Hampton had told ABCNEWS.com earlier this month that he was not hopeful that Foster's appeal would be granted. "The odds are extremely low," he said then.
Foster's wife, Tasha Narez-Foster, was breathless and ecstatic after she heard news that clemency was granted.
"As soon as I realized what was happening I was crying….I just just crying and now everything is going to be fine," Narez-Foster told ABCNEWS.com. "Right now we're just going to buy a bottle of champagne, open it up, and celebrate."
Though she has not talked to Foster since news of Perry's clemency was handed down, she was with him when he heard that the Board of Pardons and Paroles had recommended clemency.
"Kenneth, his head fell to the table, he was hiding his head in his hands. It was just, oh – I cannot begin to express what we're feeling right now," she exclaimed.
Foster was on death row today stemming from an incident in the early morning of Aug. 15, 1996. Foster, who was 19 at the time, had been driving around drunk and high on marijuana with three friends, committing armed robberies. At about 2 a.m., Foster's passenger, Mauriceo Brown, jumped out of the car, approached LaHood as he stood with his girlfriend, and tried to rob him. With Foster sitting in the car about 80 feet away, Brown shot and killed LaHood.
Foster has testified that he did not know that Brown -- who was executed last year -- was going to kill LaHood.

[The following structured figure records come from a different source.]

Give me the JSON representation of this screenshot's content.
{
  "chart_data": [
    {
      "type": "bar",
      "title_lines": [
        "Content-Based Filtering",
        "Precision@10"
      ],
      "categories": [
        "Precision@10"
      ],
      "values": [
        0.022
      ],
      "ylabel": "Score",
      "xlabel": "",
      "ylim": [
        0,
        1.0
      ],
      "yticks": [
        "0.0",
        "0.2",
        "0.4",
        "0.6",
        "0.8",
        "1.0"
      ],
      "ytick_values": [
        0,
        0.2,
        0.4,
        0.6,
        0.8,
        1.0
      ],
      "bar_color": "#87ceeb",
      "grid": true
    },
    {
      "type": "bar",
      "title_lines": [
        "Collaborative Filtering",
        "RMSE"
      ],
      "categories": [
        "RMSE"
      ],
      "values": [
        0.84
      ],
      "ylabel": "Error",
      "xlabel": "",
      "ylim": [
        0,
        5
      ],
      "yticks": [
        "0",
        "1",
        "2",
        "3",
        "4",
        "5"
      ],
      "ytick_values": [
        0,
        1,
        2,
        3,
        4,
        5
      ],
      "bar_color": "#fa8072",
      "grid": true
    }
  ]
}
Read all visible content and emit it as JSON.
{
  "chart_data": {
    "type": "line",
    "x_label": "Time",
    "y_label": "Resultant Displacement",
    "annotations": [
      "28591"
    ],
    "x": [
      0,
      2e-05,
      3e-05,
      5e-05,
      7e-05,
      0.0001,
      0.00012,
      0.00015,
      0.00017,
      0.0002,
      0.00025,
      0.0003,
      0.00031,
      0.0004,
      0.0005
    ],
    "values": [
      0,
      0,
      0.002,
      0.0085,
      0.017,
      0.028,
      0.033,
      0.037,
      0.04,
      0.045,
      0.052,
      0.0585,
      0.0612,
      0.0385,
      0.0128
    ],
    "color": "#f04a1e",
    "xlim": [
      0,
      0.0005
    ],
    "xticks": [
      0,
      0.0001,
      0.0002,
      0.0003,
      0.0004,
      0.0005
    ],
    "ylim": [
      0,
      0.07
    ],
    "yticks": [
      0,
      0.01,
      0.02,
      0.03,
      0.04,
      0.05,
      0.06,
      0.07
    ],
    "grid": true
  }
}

Foster and Brown were tried together, and prosecutors charged that Foster, as an accomplice, could be held capitally liable under Texas' "law of parties."
"He was guilty. He was driving that car, he helped set that up, he was reaping the rewards. It was all of them working together on it," Susan Reed, the district attorney of Bexar County, where the case was prosecuted, told ABCNEWS.com earlier this month.
Hampton agrees that Foster should be held liable for the crimes he did commit that evening. But he maintains that executing someone who was at the scene of a murder based on what they were thinking -- specifically, whether Foster knew a murder was going to occur -- is a miscarriage of justice.
Texas is the only state in the country where a person may be executed if a murder he or she did not anticipate or plan occurs during the course of another crime they committed, Hampton said.
Foster's wife, Narez-Foster, said this morning, before the pardon had been handed down, that her husband is "in very high spirits." She said she would see Kenneth in the afternoon, and that they were hopeful he would win his appeal.
"He said that he is very hopeful. He's thinking that everything is looking good. He is absolutely not sad. He's doing alright so far," Narez-Foster, sounding calm and composed, said today.
In an interview with The Associated Press before the pardon was handed down today, Foster -- who has become a poet and activist since entering prison, in addition to getting married earlier this year -- said that his actions that night were reprehensible. But Foster has maintained that he does not deserve to die for his actions.
"It was wrong," Foster told the AP. "I don't want to downplay that. I was wrong for that. I was too much of a follower. I'm straight up about that."